Standard deviation measures the spread (variability) of data points around the mean. A larger standard deviation means the data is more spread out.

Step 2: Analyze Set 1 and Set 2 (part a)

• Set 1: \( 4, 7, 7, 7, 10 \)

Most values are clustered around \( 7 \) (three \( 7 \)s), with \( 4 \) and \( 10 \) as outliers.

• Set 2: \( 4, 6, 7, 8, 10 \)

Values are more evenly distributed: \( 4, 6, 7, 8, 10 \) (no repeated values, spread from \( 4 \) to \( 10 \) with intermediate values).

Step 3: Intuitive Comparison

Set 2 has values that are more spread out (less clustering) than Set 1. Thus, Set 2 should have a larger standard deviation.

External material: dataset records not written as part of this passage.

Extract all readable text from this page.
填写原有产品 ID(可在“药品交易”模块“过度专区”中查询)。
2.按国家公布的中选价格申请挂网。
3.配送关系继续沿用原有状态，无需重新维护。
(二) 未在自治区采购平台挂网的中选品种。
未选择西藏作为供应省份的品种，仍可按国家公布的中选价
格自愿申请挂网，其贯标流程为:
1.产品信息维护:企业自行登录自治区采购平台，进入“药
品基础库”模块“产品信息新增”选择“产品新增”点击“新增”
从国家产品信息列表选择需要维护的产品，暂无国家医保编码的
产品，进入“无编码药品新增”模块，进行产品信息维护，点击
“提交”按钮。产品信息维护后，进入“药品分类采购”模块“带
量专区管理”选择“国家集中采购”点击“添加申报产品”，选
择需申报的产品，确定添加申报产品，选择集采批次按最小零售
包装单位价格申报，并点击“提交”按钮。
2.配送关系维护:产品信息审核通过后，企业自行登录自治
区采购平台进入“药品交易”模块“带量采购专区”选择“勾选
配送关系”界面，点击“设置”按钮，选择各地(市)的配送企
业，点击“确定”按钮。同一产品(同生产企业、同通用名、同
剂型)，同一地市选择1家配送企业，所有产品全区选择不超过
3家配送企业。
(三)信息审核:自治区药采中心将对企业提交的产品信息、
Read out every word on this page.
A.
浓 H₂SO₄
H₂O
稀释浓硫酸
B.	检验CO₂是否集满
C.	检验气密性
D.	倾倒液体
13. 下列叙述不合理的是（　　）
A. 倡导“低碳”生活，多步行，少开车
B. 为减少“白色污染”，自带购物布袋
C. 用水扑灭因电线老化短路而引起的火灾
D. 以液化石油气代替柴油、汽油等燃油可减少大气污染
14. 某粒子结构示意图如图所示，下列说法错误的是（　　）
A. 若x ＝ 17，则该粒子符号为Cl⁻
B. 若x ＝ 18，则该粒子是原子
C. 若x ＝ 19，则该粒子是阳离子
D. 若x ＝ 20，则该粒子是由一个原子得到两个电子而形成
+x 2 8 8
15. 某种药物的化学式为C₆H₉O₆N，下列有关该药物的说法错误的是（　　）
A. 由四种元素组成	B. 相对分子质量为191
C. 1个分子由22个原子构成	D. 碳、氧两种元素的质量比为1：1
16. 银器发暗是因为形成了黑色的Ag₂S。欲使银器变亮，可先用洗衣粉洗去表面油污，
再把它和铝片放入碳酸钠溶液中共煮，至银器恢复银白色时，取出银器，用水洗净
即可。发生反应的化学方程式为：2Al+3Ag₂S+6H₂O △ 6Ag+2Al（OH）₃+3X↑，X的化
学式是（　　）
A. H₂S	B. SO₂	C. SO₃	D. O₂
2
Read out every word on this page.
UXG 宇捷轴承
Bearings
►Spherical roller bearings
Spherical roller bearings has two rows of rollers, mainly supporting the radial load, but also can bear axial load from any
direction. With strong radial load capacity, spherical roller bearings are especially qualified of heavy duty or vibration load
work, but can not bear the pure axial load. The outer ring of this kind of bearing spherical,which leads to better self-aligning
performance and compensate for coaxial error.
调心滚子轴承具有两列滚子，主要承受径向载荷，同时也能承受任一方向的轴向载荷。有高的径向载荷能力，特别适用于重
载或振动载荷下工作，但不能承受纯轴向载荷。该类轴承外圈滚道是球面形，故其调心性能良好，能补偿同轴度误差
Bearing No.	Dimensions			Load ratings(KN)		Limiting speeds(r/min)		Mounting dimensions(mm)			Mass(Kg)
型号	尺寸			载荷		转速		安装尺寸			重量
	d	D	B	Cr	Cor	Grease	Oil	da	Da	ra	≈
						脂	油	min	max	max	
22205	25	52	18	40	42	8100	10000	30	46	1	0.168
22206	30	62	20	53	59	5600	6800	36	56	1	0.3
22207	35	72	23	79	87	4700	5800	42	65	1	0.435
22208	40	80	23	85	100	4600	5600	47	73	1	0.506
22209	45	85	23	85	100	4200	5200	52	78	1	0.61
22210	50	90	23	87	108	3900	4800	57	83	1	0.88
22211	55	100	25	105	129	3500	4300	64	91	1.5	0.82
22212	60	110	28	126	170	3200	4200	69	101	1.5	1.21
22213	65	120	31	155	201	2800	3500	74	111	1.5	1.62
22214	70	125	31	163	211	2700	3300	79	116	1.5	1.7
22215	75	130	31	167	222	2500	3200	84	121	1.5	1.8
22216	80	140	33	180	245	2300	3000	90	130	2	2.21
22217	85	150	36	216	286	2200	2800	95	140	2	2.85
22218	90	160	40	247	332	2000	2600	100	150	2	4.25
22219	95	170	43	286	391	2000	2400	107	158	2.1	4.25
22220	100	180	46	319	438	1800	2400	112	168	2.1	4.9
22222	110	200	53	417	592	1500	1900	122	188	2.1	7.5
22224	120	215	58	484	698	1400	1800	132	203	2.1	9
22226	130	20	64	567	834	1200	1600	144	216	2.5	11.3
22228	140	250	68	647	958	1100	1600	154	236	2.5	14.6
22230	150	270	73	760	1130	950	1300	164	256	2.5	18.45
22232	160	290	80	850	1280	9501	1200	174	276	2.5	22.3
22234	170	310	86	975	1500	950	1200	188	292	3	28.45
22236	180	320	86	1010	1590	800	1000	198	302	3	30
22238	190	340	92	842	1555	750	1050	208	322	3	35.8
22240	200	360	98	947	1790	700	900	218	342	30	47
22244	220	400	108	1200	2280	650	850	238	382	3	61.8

Step 4: Verify by Calculating Standard Deviation (Formula: \( s = \sqrt{\frac{\sum (x_i - \bar{x})^2}{n - 1}} \))

For Set 1:

• Mean \( \bar{x}_1 = \frac{4 + 7 + 7 + 7 + 10}{5} = \frac{35}{5} = 7 \)
• Deviations: \( (4 - 7)^2 = 9 \), \( (7 - 7)^2 = 0 \) (three times), \( (10 - 7)^2 = 9 \)
• Sum of squared deviations: \( 9 + 0 + 0 + 0 + 9 = 18 \)
• Variance: \( \frac{18}{5 - 1} = \frac{18}{4} = 4.5 \)
• Standard deviation: \( s_1 = \sqrt{4.5} \approx 2.12 \)

For Set 2:

• Mean \( \bar{x}_2 = \frac{4 + 6 + 7 + 8 + 10}{5} = \frac{35}{5} = 7 \)
• Deviations: \( (4 - 7)^2 = 9 \), \( (6 - 7)^2 = 1 \), \( (7 - 7)^2 = 0 \), \( (8 - 7)^2 = 1 \), \( (10 - 7)^2 = 9 \)
• Sum of squared deviations: \( 9 + 1 + 0 + 1 + 9 = 20 \)
• Variance: \( \frac{20}{5 - 1} = \frac{20}{4} = 5 \)
• Standard deviation: \( s_2 = \sqrt{5} \approx 2.24 \)

Final Answer (for part a)

Set 2 (\( 4, 6, 7, 8, 10 \)) has a larger standard deviation because its values are more spread out (less clustered) than Set 1. The calculated standard deviations confirm this: \( s_1 \approx 2.12 \) and \( s_2 \approx 2.24 \).